As an example, analysis of java.lang.Object.equals(Ljava/lang/Object;)Z is possible, but analysis of java.lang.Object.toString()Ljava/lang/String; fails because the class java.lang.StringBuilder is unknown.

Included Files

  • java/lang/String.class
  • java/lang/Object.class
  • java/lang/Throwable.class
  • java/lang/Exception.class
  • java/lang/RuntimeException.class
  • java/lang/NullPointerException.class
  • java/lang/ArithmeticException.class
  • java/lang/ArrayStoreException.class
  • java/lang/ArrayIndexOutOfBoundsException.class
  • java/lang/ClassCastException.class
  • java/lang/NegativeArraySizeException.class
  • java/lang/IndexOutOfBoundsException.class
  • java/lang/Error.class
  • java/lang/NoClassDefFoundError.class
  • java/lang/IllegalAccessError.class
  • java/lang/NoSuchFieldError.class
  • java/lang/IncompatibleClassChangeError.class
  • java/lang/NoSuchMethodError.class
  • java/lang/AbstractMethodError.class
  • java/lang/LinkageError.class
  • java/io/Serializable.class
  • java/lang/Cloneable.class
  • java/lang/Comparable.class
  • java/lang/CharSequence.class
  • java/lang/String$CaseInsensitiveComparator.class
  • java/util/Comparator.class
  • java/io/ObjectStreamField.class


[1]: rt.jar in:

    openjdk-6-jre-headless_6b11-9.1+lenny2_amd64.deb:
    http://packages.debian.org/lenny/amd64/openjdk-6-jre-headless/download
    Exact Size  22423776 Byte (21.4 MByte)
    MD5 checksum  645caac427ee007eed470895fc12ab9e
    SHA1 checksum   f2cbf934681503b648f7dceb662e086a3bda5767
    SHA256 checksum 349a2a500d01574906d96ca7a8ee2486415d1aba5bf2c3e4c0cc2fe8a5c00efd

Opcodes

All opcodes must be considered in the analysis, with the following exceptions.

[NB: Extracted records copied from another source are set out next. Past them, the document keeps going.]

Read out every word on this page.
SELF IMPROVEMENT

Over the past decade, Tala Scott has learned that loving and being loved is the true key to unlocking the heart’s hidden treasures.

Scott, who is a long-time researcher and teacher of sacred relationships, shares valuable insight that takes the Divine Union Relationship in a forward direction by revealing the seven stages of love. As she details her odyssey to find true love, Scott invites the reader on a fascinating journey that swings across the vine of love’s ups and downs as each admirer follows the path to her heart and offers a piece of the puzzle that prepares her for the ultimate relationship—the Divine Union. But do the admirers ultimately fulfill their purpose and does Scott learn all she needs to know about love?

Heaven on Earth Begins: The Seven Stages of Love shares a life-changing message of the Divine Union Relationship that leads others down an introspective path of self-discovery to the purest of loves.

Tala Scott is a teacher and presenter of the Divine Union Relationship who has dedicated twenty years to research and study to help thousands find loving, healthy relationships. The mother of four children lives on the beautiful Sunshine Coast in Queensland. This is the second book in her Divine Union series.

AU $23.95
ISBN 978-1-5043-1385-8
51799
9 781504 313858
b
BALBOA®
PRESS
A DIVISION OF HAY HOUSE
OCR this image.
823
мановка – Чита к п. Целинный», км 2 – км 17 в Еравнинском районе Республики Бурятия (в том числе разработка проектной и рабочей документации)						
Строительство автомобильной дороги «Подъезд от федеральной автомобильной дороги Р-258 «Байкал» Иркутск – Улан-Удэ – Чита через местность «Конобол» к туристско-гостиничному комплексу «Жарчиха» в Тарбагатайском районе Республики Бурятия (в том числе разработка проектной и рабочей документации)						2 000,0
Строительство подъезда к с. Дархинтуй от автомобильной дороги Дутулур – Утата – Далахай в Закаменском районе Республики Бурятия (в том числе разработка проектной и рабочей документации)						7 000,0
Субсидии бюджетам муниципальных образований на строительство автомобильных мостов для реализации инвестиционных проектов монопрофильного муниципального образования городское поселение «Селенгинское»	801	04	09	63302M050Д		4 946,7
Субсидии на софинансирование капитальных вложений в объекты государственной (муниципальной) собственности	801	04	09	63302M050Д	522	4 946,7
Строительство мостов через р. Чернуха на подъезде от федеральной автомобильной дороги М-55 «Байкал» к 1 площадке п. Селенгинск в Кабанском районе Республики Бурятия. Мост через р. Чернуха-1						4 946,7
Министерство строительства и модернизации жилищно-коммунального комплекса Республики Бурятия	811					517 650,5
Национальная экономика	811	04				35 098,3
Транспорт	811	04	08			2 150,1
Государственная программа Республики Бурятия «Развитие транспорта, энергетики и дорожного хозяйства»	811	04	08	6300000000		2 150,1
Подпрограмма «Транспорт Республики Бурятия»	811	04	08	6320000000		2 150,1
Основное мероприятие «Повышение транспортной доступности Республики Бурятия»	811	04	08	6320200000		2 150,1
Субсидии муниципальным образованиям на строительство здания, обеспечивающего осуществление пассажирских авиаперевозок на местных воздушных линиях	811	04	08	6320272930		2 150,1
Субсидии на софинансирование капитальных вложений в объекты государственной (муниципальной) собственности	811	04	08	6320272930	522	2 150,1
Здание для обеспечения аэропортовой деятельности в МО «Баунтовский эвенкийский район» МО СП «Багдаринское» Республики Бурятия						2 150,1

  • The opcodes LDC (0x12) and LDC_W (0x13) are not allowed in the variants that return a String or Class instance. The String variant is problematic, because one needs to implement interning of strings.
  • The opcode INVOKEDYNAMIC (0xBA) is not part of the instruction set, yet, so it is not allowed.
  • The opcodes MONITORENTER (0xC2) and MONITOREXIT (0xC3) only make sense when using multithreading. Furthermore, correct handling of MONITOREXIT is more involved. As a result, these two opcodes are not allowed.
  • The reserved opcodes BREAKPOINT (0xCA), IMPDEP1 (0xFE), IMPDEP2 (0xFF) are not allowed.

Overflows

Integer overflows and related problems are not handled. This means proving termination of the following Java program snippet is not considered to be wrong.

int i = 0;
while (i <= 2147483647) {
  i++;
}

Categories

We propose to have two categories of Java Bytecode problems. One category contains programs with recursion and one only contains programs without recursion. The reason is that recursion poses a special problem for the analysis since one has to handle the call stack properly. We think that it is interesting to evaluate the performance of termination analyzers separately for programs with and without recursion.

Verification

All input problems must pass the bytecode verification process. Therefore, the analyzers do not need to verify the given bytecode.